The SQLite database (/data/scanner.db) can be inspected with the sqlite3 CLI inside the container:

docker exec -it amn-scanner sqlite3 /data/scanner.db

# Check stuck intents
SELECT intent_id, chain_id, status, created_at, webhook_delivered_at
FROM intents
WHERE status NOT IN ('confirmed', 'expired')
ORDER BY created_at DESC;

# Check chain checkpoints
SELECT chain_id, last_scanned_block, updated_at FROM checkpoints;

# Count by status
SELECT status, count(*) FROM intents GROUP BY status;

9. Troubleshooting

Intent stuck in pending

  1. Check /scanner/status — is the chain worker running and advancing (lag > 0 for a long time = RPC issue)?
  2. Check that chainId and tokenAddress match exactly what is in supported-chains.json and tokens.json.
  3. For EVM: verify the proxyAddress matches the contract the buyer is calling.
  4. For Tron: confirm the destination address is stored in EVM-hex (0x) format in the DB.
  5. Check scanner logs for REJECT messages around the expected tx time.

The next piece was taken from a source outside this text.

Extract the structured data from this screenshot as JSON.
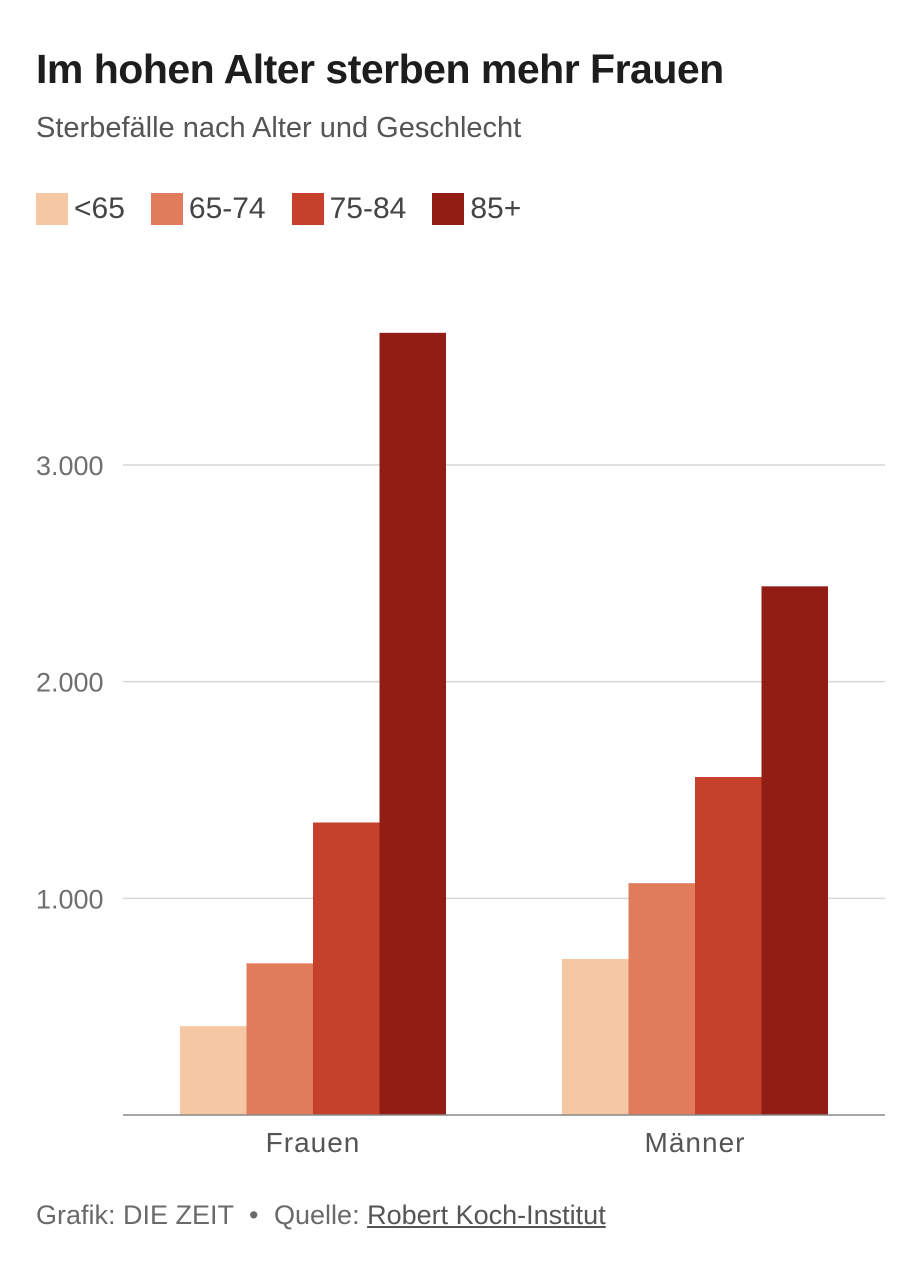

Webhook never received by backend

  1. Check webhook_delivered_at in the DB — if not null, the scanner delivered successfully and the backend side is the issue.
  2. If null and status is webhook_failed: check backend logs for the incoming POST; verify X-AMN-Signature validation code.
  3. If status is confirmed but webhook_delivered_at is null: startup reconciliation may re-deliver on next restart.
  4. Use POST /admin/webhooks/retry to trigger immediate retry.

High lag on EVM chain

  1. Check RPC endpoint availability and rate limits.
  2. Consider setting a RPC_* env override to a premium RPC (Alchemy, Infura, QuickNode).
  3. The scanner falls back to publicRpcUrl if the primary fails but public nodes have lower limits.

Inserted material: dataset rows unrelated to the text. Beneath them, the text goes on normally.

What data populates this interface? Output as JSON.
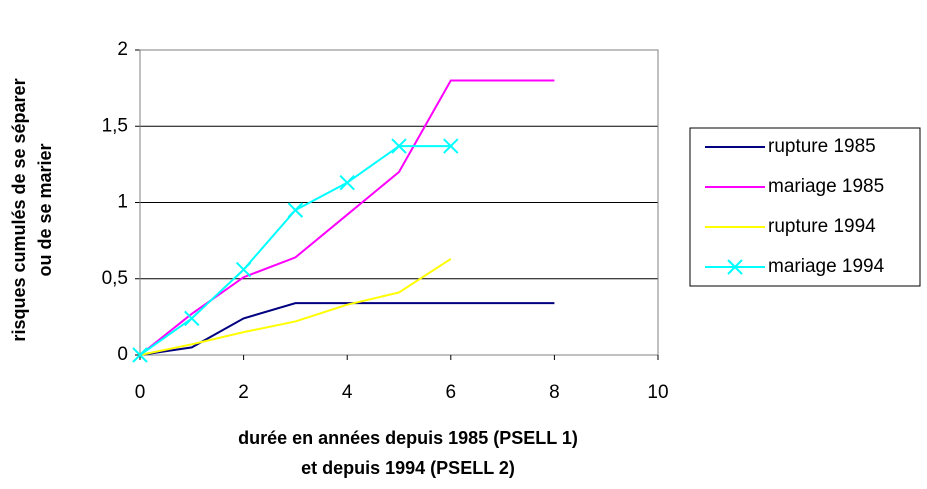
{
  "chart_data": {
    "type": "line",
    "ylabel": [
      "risques cumulés de se séparer",
      "ou de se marier"
    ],
    "xlabel": [
      "durée en années depuis 1985 (PSELL 1)",
      "et depuis 1994 (PSELL 2)"
    ],
    "xlim": [
      0,
      10
    ],
    "xticks": [
      0,
      2,
      4,
      6,
      8,
      10
    ],
    "ylim": [
      0,
      2
    ],
    "yticks": [
      0,
      {
        "value": 0.5,
        "label": "0,5"
      },
      1,
      {
        "value": 1.5,
        "label": "1,5"
      },
      2
    ],
    "grid": true,
    "legend": "right",
    "series": [
      {
        "name": "rupture 1985",
        "color": "#000080",
        "x": [
          0,
          1,
          2,
          3,
          4,
          5,
          6,
          7,
          8
        ],
        "values": [
          0,
          0.05,
          0.24,
          0.34,
          0.34,
          0.34,
          0.34,
          0.34,
          0.34
        ]
      },
      {
        "name": "mariage 1985",
        "color": "#ff00ff",
        "x": [
          0,
          1,
          2,
          3,
          4,
          5,
          6,
          7,
          8
        ],
        "values": [
          0,
          0.27,
          0.51,
          0.64,
          0.92,
          1.2,
          1.8,
          1.8,
          1.8
        ]
      },
      {
        "name": "rupture 1994",
        "color": "#ffff00",
        "x": [
          0,
          1,
          2,
          3,
          4,
          5,
          6
        ],
        "values": [
          0,
          0.07,
          0.15,
          0.22,
          0.33,
          0.41,
          0.63
        ]
      },
      {
        "name": "mariage 1994",
        "color": "#00ffff",
        "marker": "x",
        "x": [
          0,
          1,
          2,
          3,
          4,
          5,
          6
        ],
        "values": [
          0,
          0.24,
          0.56,
          0.95,
          1.13,
          1.37,
          1.37
        ]
      }
    ]
  }
}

Intent confirmed but amount looks wrong

The scanner accepts any amount >= intent.Amount. Overpayments are not flagged. Underpayments result in the intent staying pending until TTL expiry.


10. CI/CD notes

  • Woodpecker CI pipeline is in .woodpecker/.
  • Telegram notify steps were removed (no TG secrets configured).
  • Deploy step was removed — the scanner is deployed manually via arcane-cli.
  • The CI pipeline builds and pushes the Docker image to the Gitea registry.
  • Image tag format: dev-<VERSION> (from the VERSION file).

Tip

After CI completes, verify the image is in the registry before redeploying. Silent CI failures can leave a stale image tagged. Check the registry tag timestamp, not just the CI green light.